2020年4月14日火曜日

総理動画、そもそもコラボに非ず

 星野源さんの「うちで踊ろう」に安倍総理が乗っかった件。よく燃えてますね。
 とあるジャズ・ピアニスト/作曲家さんによるnoteの記事(『安倍総理の星野源さんコラボは何が問題だったのか / 音楽家からの視点と分析』2020年4月13日)がたいへん良くまとまっていると思います。…が、もう少し単純に、音楽的な話に絞ってみます。

 総理の動画。あれはコラボではないですよね。BGMにしているだけ。

 幸い比較対象がある。岡崎体育と大泉洋。「何もしない」というメソードだけは一緒ですが、まさに雲泥万里、月とスッポン、雪と墨。星野源を上に立てているか、道具に使っているかの違い。星野源の音楽を聴いているか聴いていないかの違い。「耳を使っているか使っていないか」の違い。


 しかも、二人とも「画面にどう映ってるか」がちゃんと計算出来ていますよね。大泉洋に至っては音楽を聴きながら「聴いてない」を演じている。言葉をちょうど邪魔になる部分にかぶせているでしょう。こういうのは直感、センスの問題で、素人が真似しようったってそうそう出来ることじゃない。彼らはそれが出来るから芸能人をやってるんです。こんな高等なテクニックに手を出したらヤケドするのが当たり前。

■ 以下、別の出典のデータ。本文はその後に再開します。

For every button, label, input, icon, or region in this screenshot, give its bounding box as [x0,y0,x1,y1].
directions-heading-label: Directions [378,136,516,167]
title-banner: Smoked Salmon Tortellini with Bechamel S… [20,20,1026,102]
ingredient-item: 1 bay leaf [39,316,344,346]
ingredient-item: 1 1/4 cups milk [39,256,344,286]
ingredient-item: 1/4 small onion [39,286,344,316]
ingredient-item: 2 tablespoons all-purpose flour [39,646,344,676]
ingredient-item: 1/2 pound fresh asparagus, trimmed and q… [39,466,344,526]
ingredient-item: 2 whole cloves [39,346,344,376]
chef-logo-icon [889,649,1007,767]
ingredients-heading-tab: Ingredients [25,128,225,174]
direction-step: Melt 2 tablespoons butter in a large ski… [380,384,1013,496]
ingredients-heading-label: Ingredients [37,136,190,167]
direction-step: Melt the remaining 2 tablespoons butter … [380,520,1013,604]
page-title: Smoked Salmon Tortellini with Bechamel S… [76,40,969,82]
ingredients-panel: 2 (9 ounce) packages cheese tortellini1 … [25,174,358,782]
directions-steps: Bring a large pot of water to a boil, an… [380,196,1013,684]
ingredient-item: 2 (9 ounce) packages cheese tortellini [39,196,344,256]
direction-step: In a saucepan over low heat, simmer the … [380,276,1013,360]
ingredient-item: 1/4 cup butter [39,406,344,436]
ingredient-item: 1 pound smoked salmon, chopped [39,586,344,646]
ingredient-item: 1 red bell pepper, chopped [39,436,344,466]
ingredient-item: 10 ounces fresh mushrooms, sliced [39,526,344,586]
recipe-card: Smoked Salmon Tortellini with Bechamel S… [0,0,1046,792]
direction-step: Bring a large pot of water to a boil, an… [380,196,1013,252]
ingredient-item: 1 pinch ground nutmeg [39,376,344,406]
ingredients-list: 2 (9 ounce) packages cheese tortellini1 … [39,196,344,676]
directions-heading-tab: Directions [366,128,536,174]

 では、総理はどうするべきだったのか。正解はこちら。



 場末のカラオケスナックの寒々しいノリでも良いから、タンバリンのひとつでも持っていれば、「だっせ…」とは言われたでしょうけど、少なくともヤケドはしなかった。

 で、40歳過ぎのおっさんとして深く確信することですが、他業種の仕事の難易度に対し想像力の働かない人に仕事のできる人間はひとりもいません。「あ、これ、真似したらあかんやつや」と思えない人に、有能な人間はひとりもいません。

 総理が自分で思いつくとは考えられないので「総理、最近これがナウいんすよ、イケてるんすよ」と進言した勘違い甚だしい取り巻きがいたんでしょう。おそらく岡崎体育や大泉洋のを見て「総理にも出来る!」とか思ったんでしょう。そういう人らに自分の命を預けている現状、生活を握られている現状を考えてみてください。

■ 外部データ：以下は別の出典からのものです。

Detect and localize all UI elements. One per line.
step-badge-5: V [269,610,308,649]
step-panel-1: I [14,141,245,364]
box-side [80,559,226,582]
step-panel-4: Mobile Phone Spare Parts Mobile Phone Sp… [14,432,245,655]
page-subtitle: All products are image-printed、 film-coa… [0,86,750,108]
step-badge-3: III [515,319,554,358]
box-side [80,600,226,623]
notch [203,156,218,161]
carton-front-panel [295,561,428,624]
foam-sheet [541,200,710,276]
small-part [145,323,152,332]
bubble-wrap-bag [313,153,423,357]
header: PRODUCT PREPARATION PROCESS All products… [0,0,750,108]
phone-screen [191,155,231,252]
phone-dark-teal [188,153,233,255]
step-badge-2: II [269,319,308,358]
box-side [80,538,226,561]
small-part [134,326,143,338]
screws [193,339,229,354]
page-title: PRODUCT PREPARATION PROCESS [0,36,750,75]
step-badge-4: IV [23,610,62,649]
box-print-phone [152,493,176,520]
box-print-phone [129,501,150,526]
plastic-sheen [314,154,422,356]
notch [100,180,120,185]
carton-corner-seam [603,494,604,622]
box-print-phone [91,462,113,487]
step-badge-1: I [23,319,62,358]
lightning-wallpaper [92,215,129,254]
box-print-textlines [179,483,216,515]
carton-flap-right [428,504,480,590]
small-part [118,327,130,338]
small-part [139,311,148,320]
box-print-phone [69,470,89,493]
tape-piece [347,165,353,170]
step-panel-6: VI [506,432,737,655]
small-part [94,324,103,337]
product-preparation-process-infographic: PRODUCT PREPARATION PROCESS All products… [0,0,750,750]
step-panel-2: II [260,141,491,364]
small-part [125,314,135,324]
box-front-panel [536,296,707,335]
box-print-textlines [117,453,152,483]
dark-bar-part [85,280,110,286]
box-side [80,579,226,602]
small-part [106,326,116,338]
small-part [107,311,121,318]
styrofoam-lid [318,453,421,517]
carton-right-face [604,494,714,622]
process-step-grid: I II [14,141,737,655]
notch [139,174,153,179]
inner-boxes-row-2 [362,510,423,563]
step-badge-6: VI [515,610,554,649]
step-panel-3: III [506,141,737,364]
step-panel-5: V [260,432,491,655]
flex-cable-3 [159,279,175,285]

 「狂ってる」と表現している人いますね。違います。凡庸なだけです。

 総理の動画は控えめに言って死ぬほど不愉快なので、もしも僕が演出家だったら急所めがけて灰皿を投げるくらい不愉快なので、ここにシェアするのは控えておきます。その代わりと言ってはなんですが亀井静香ちゃんの歌をお聴きください。これ、10年ほど前、彼のサイトを開くたびに聴かなきゃいけなかったんです。くっそ下手には違いないんですけど、僕はどうも憎めなくて。